In response to the Sept. 23 grand jury decision in the police killing of Breonna Taylor, Elizabeth Eaton, ELCA presiding bishop, and William Gafkjen, bishop of the ELCA Indiana-Kentucky Synod, this week offered a word of prayer and healing.

“We grieve the brokenness of the criminal justice system. We are tired and weary of the violence,” the message read. “Has not God created all of us to have inherent dignity, value and worth?

“Our baptismal covenant with God calls us to better relationship with one another than we are currently demonstrating. We are called to be the hands and feet of Christ’s presence in the world. The covenantal relationship we have with God in Christ leads us to our neighbors in a common cause to confront the reality of systemic racism in our country.”

Judith Roberts, ELCA program director for racial justice ministries, emphasizes the ELCA’s social statement “The Church and Criminal Justice: Hearing the Cries,” which calls for reforms in policies and practices in the criminal justice system.

“The church calls for an accountability of the roles race and class play out within the criminal justice system,” Roberts said. “This must also include a systemic analysis of racism within the criminal justice system and accountability to communities of color in the charges and sentencing related to the extrajudicial use of force and murder enacted upon by law enforcement.”

First, the criminal justice system must acknowledge the racial disparities, and address the implicit and explicit racism that persists” (“The Church and Criminal Justice,” page 39).

“Through our social statement, this church also calls for reforms of such policies and policing tactics that continue to cause racial and economic injustices in the form of sentencing, brutality, and the extrajudicial killings of black and brown people,” Roberts said.

“Policing decisions about which neighborhoods and types of drugs should be the focus of enforcement efforts only contribute to these disparities” (“The Church and Criminal Justice,” page 39).

Fulfilling our commitments

Andy Rutrough, pastor of St. John Lutheran Church in Louisville, Ky., and convener of the racial justice team in the Indiana-Kentucky Synod, said the team’s work, along with other synod initiatives, “contributes to an atmosphere among ELCA pastors in Louisville and throughout the synod where we can wrestle with issues of racism with honesty.”

Rutrough said this atmosphere has led several pastors and members to attend protests in Louisville and to collaborate with protesters in other locations around the country. He acknowledged that not everyone in the synod holds the same views on issues of racial justice but that the work carries on.

“We can walk the journey of the cross together,” he said. “We can engage these issues with a focus, not on self-justification or self-benefit, but on the well-being of others and, especially, the well-being of people who have less money, less power, less respect, less population in society, but more particular concern in the eyes of God than we do.”

Lamont Anthony Wells, president of the African Descent Lutheran Association (ADLA) and program director for the Lutheran Campus Ministry Network, said, “Members and leaders within the [association] have lamented this grand jury decision as a stark and gross injustice against the humanity of Breonna Taylor.”

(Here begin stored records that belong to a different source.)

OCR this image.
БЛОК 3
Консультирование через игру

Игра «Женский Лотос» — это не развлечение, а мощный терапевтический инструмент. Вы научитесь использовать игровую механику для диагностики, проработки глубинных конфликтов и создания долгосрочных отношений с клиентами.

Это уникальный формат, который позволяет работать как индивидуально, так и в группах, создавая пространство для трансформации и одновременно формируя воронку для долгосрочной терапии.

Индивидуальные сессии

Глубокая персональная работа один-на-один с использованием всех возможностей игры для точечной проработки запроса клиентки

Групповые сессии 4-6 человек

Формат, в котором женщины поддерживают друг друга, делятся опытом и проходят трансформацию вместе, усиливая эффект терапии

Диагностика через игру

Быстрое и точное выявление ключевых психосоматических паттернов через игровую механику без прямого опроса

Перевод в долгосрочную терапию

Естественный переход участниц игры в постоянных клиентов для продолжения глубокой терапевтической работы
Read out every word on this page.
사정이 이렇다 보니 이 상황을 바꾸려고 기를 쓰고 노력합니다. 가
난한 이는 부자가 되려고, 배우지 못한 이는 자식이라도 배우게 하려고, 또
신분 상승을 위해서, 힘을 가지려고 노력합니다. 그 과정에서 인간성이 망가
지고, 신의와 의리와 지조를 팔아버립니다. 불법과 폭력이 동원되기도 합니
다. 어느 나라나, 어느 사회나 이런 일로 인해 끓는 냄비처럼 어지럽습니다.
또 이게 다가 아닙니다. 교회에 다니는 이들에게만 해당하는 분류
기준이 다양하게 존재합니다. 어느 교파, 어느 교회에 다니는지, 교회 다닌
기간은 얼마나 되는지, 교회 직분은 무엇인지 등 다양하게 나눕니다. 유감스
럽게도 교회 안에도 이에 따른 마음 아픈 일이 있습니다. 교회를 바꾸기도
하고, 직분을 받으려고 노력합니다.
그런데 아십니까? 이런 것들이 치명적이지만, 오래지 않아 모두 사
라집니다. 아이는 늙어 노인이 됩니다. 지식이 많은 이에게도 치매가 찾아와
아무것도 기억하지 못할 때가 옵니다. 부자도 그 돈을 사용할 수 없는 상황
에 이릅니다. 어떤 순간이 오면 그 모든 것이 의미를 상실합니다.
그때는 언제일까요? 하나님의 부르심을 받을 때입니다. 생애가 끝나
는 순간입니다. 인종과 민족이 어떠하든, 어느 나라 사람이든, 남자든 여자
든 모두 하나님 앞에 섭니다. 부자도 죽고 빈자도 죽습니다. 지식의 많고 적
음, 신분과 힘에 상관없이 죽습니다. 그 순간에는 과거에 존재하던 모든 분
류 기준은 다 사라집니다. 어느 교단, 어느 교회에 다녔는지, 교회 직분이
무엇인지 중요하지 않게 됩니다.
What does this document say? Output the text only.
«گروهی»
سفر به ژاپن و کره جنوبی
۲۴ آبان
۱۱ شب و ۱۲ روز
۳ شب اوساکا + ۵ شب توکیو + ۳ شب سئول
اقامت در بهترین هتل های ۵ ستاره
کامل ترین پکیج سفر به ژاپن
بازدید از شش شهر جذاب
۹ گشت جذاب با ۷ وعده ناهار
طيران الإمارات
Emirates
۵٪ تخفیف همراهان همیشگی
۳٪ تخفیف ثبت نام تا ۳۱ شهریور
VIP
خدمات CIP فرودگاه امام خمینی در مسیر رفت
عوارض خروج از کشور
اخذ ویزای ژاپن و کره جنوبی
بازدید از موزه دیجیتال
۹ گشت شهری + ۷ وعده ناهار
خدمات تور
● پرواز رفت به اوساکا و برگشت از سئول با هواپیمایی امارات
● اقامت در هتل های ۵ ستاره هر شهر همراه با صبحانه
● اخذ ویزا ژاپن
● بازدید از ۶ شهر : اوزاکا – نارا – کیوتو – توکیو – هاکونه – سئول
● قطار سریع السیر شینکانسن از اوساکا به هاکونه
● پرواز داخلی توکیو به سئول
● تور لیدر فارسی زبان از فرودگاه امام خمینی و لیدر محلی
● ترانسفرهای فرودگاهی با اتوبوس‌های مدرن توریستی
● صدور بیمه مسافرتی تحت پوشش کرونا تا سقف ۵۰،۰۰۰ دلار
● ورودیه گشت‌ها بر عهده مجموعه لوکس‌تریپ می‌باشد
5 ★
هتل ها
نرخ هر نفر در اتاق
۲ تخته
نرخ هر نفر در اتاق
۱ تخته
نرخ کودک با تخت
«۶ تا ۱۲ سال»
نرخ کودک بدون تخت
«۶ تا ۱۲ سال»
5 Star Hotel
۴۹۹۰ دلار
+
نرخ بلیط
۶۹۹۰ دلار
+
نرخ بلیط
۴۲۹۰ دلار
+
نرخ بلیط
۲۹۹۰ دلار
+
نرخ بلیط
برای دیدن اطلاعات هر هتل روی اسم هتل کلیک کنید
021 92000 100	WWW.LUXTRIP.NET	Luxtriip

After hearing the explanation of the grand jury decision from the Kentucky attorney general, Wells and other ADLA leaders traveled to Louisville to be a “ministry of presence and support for the outraged community in the downtown streets,” he said.

ADLA leaders traveled to Louisville to be a “ministry of presence and support for the outraged community in the downtown streets.”

“We were there to be accomplices in this freedom movement inspired by the gospel of Jesus Christ, which is power unto salvation,” he added. “Bishops Eaton and Gafkjen are right in [saying,] ‘because of the cross, we have peace; we have hope; we are loved,’ and ADLA adds that we are organizing ourselves along with local communities to dismantle systemic racism and its powers.”

Wells said ADLA planned to “boldly engage our church” in fulfilling the commitments made in the “Declaration to the ELCA to People of African Descent,” adopted by the ELCA Church Council and presented to the 2019 ELCA Churchwide Assembly, and the “African Descent Lutheran Lives Matter” resolution adopted by the 2016 Churchwide Assembly, as well as in social statements and messages.

“We continue to speak her name: Breonna Taylor. Hearing her name is hearing her cries for justice,” said Albert Starr, ELCA program director for ethnic specific and multicultural ministries.

“Breonna Taylor was killed in her own home. Instead of protecting her, our legal system precipitated the circumstances that led to her death, yet it can’t seem to find the courage of accountability, valuing her life and granting her justice.”

Reflecting on the passage from “The Church and Criminal Justice” that reads, “Bearing the cross inevitably moves Christians toward actual identification with the victim” (page 31), Starr said, “We are called to leave the safe and familiar behind to stand with the victim, counting her experience as our own.”